My mother paid dearly for rescuing Luci. The terrified kitten was so excited at the prospect of eating real food for the first time in her life, she gobbled up all of the tuna and then tried to eat my mother’s fingers too. Lest any kitten fool you with its adorable eyes and miniature paws, let me remind you that these animals are relatives of the mighty lions. Their teeth cut through skin and bone. My mother walked around for a week with a giant bandage wrapped around her throbbing index finger. But she is a saint to all lost kittens, and despite the pain, Luci was allowed to come home.
Like all creatures, the early months of a cat’s life are its formative years. Before her rescue, Luci’s life was marked by starvation and fear. All alone in the frigid cold, she survived by catching and eating anything smaller than she – mainly, bugs – and hiding in her hole from anything larger – mainly, the coyotes who roamed the Texas hills. To this day, Luci is marked by these habits of survival.
She gobbles up bowls of Meow Mix as though it’s the only food she’s ever had and may ever see again. Then, she gobbles up what’s left of the dog’s food. And then, she winds herself around my ankles, tail curling up my leg in the hopes that I’ll drop her a tasty morsel of my own meal (which, of course, I always do).
When she was younger, Luci jumped at the slightest noise. She hid under the bed when any stranger entered our home. She hated to be outside. Now, she is a calmer, older cat who spends her days immersed in her two favorite things: sleeping in the sunlight that illuminates my room and eating like a deranged wolf.
She is a sweet cat who’s never once lashed out at me, and I love her companionship very much. In many ways, she is the perfect pet. She loves it when I scratch the top of her head and will snuggle against me for hours while I rub her nose, yet she is also perfectly content to lie around the house by herself, requiring nothing more than to be left alone.

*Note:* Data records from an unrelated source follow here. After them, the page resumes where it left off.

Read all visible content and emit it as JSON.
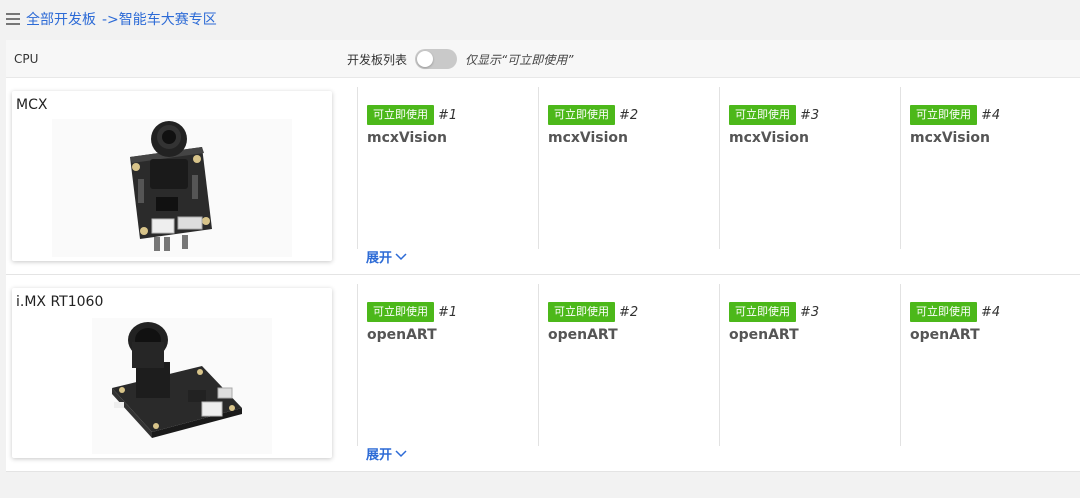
{
  "breadcrumb": {
    "root": "全部开发板",
    "current": "->智能车大赛专区"
  },
  "header": {
    "cpu_label": "CPU",
    "board_list_label": "开发板列表",
    "toggle_label": "仅显示“可立即使用”",
    "toggle_on": false
  },
  "rows": [
    {
      "cpu_name": "MCX",
      "expand_label": "展开",
      "boards": [
        {
          "status": "可立即使用",
          "index": "#1",
          "name": "mcxVision"
        },
        {
          "status": "可立即使用",
          "index": "#2",
          "name": "mcxVision"
        },
        {
          "status": "可立即使用",
          "index": "#3",
          "name": "mcxVision"
        },
        {
          "status": "可立即使用",
          "index": "#4",
          "name": "mcxVision"
        }
      ]
    },
    {
      "cpu_name": "i.MX RT1060",
      "expand_label": "展开",
      "boards": [
        {
          "status": "可立即使用",
          "index": "#1",
          "name": "openART"
        },
        {
          "status": "可立即使用",
          "index": "#2",
          "name": "openART"
        },
        {
          "status": "可立即使用",
          "index": "#3",
          "name": "openART"
        },
        {
          "status": "可立即使用",
          "index": "#4",
          "name": "openART"
        }
      ]
    }
  ],
  "colors": {
    "accent": "#2d6bd6",
    "status_green": "#4cb81a"
  }
}
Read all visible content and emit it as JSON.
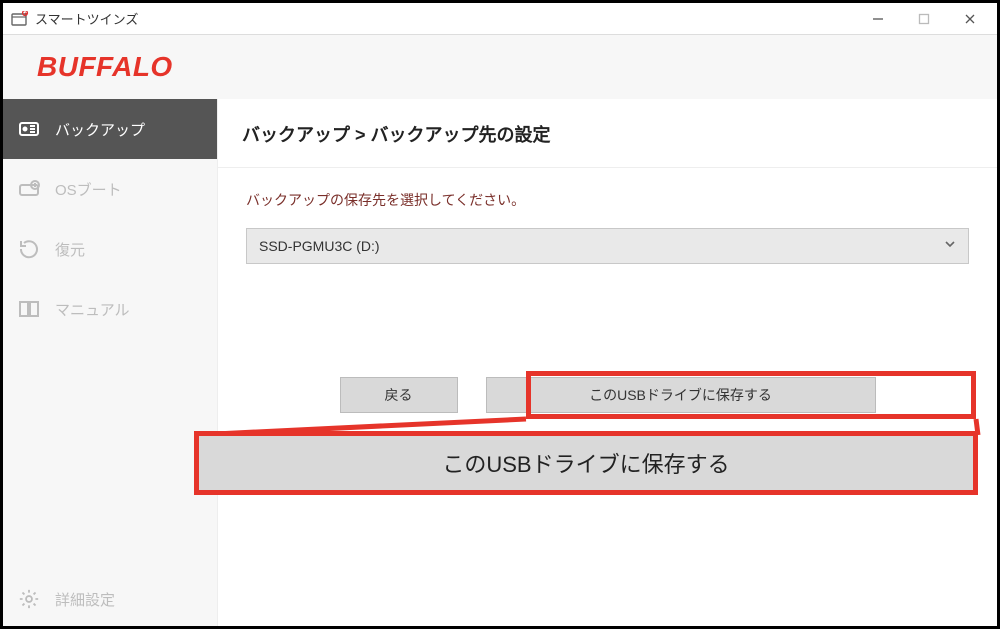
{
  "window": {
    "title": "スマートツインズ"
  },
  "brand": "BUFFALO",
  "sidebar": {
    "items": [
      {
        "label": "バックアップ"
      },
      {
        "label": "OSブート"
      },
      {
        "label": "復元"
      },
      {
        "label": "マニュアル"
      }
    ],
    "settings_label": "詳細設定"
  },
  "main": {
    "breadcrumb": "バックアップ > バックアップ先の設定",
    "instruction": "バックアップの保存先を選択してください。",
    "select_value": "SSD-PGMU3C (D:)",
    "back_label": "戻る",
    "save_label": "このUSBドライブに保存する",
    "highlight_large_label": "このUSBドライブに保存する"
  }
}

Growing up, people sometimes told my mother, “I would never own a black cat.” I saw shock on the faces of these same people when my mother told them our cats’ names. “You mean you named your cat after the Devil?” Why yes, yes we did.
What is it about black cats that engender so much fear among us? In many cultures, they are considered signs of evil. The association of black cats with Satanic forces goes back to the Medieval Age. If one crosses your path, it means suffering and death lie in your future. If you pet a black cat, you may also find yourself in the company of the Devil himself. If you let one aboard your ship, on its next journey, the ship will sink. The list of bad omens goes on and on.
Yet if we are going to take up superstitions, I’d rather be like the Scots, who believe a black cat in the home brings prosperity. Or the English, who believe if a fisherman’s wife owns a black cat, it will keep her husband safe at sea. Or the Celts, who believe a woman who dwells with a black cat will attract many suitors.
In case I didn’t mention it above, I am, in fact, a single woman living with a black cat. A black cat named Lucifer, perhaps, but after all, the Devil’s only in the name.